Now this is what [I], Yahweh, say about [you], Jehoiakim: 'None of your descendants will rule this kingdom [MTY]. Your corpse will be thrown out [on the ground and not be buried]; it will be under the hot [sun] during the days and [struck by] frost during the nights.
31 Ik zal op hem en zijn kroost en op zijn dienaars hun misdaad wreken, en over hen, en over de bewoners van Jerusalem en over de mannen van Juda alle rampen uitstorten, waarmee Ik ze heb bedreigd, zonder dat ze hebben geluisterd.

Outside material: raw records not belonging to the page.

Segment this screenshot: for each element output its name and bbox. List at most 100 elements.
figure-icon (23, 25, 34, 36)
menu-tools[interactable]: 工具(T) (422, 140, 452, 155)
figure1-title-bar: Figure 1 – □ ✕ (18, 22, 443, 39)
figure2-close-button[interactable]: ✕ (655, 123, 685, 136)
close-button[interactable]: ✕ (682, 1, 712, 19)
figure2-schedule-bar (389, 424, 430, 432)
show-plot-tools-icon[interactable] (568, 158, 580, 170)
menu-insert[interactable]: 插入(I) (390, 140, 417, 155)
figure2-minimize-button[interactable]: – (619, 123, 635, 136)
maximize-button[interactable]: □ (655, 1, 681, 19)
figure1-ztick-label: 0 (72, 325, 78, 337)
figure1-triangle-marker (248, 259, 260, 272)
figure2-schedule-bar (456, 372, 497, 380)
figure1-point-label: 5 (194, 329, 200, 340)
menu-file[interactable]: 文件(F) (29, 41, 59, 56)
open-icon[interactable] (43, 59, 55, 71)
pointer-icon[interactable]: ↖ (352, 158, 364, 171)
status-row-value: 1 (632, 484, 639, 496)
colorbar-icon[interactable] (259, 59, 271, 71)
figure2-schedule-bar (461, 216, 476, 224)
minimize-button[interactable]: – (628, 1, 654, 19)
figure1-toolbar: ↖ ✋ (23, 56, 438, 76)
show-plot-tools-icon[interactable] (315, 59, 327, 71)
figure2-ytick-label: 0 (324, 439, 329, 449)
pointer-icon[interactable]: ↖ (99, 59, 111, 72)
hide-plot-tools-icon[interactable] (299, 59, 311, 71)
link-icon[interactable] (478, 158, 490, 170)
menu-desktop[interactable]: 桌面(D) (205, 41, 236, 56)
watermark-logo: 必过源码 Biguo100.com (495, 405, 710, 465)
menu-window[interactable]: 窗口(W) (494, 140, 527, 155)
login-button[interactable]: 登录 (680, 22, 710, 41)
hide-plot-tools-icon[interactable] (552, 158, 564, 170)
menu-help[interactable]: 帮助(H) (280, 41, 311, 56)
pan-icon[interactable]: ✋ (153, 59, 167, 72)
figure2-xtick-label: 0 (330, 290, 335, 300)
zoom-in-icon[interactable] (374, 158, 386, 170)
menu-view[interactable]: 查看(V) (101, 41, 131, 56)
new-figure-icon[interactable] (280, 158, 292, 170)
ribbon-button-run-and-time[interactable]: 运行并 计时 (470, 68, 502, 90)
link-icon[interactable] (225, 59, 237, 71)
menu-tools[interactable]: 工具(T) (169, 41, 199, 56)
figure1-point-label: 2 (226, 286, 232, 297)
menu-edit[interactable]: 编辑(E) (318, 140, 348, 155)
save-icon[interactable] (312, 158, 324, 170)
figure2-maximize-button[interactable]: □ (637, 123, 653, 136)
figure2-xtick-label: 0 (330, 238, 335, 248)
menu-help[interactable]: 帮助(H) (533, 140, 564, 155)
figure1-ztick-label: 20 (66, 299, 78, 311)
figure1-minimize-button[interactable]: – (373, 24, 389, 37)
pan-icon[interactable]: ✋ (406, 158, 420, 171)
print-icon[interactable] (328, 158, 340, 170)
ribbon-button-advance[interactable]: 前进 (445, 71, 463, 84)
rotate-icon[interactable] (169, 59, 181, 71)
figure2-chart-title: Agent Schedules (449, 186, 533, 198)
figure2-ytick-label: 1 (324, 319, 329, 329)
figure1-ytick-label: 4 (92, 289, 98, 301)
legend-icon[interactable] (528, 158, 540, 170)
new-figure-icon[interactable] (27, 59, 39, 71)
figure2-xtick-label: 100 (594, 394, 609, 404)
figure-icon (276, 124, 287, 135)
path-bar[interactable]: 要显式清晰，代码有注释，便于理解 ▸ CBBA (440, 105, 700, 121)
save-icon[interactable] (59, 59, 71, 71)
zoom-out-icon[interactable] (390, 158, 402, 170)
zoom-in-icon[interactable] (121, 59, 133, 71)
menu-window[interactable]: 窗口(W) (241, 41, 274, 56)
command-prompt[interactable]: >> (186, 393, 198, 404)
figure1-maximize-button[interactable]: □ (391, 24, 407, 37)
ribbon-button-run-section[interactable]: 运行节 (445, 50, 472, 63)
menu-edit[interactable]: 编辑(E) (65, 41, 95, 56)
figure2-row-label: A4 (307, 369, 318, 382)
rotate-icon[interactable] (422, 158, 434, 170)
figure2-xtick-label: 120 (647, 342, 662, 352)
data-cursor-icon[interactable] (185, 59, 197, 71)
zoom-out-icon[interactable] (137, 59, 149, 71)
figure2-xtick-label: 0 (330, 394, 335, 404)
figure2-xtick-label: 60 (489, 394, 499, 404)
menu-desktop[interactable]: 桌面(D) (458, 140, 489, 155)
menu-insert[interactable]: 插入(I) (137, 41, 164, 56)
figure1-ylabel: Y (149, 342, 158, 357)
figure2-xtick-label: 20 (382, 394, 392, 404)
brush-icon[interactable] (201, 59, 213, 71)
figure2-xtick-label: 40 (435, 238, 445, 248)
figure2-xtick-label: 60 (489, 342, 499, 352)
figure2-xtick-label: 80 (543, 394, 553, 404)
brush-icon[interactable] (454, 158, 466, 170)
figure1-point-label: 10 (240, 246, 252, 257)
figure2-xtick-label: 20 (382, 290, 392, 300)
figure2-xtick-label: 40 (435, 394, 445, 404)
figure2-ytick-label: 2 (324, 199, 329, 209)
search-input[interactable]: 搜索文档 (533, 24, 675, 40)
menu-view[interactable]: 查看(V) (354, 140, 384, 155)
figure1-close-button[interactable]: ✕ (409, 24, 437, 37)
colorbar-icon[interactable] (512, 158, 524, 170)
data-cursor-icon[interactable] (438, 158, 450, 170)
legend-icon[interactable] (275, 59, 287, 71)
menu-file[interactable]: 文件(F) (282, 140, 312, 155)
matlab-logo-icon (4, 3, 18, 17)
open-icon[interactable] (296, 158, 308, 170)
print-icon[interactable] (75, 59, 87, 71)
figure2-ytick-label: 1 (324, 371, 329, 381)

I will punish you and your family and your officials for their sins. And I will cause the people of Jerusalem and the people of the [other] towns in Judah to experience all the disasters that I promised, because you all would not pay attention [to what I said]!'” '”
32 Jeremias nam dus een nieuwe rol, en stelde ze Baruk den schrijver, den zoon van Neri-ja, ter hand. Deze schreef volgens mondelinge opgave van Jeremias er de hele inhoud in op van het boek, dat Jojakim, de koning van Juda, in het vuur had verbrand, en hij voegde er nog vele andere woorden aan toe van dezelfde strekking.
So I took another scroll, and again I dictated the messages to Baruch. He wrote everything that had been written on the [other] scroll, the one that King Jehoiakim had burned in the fire. [But this time, I] added more messages.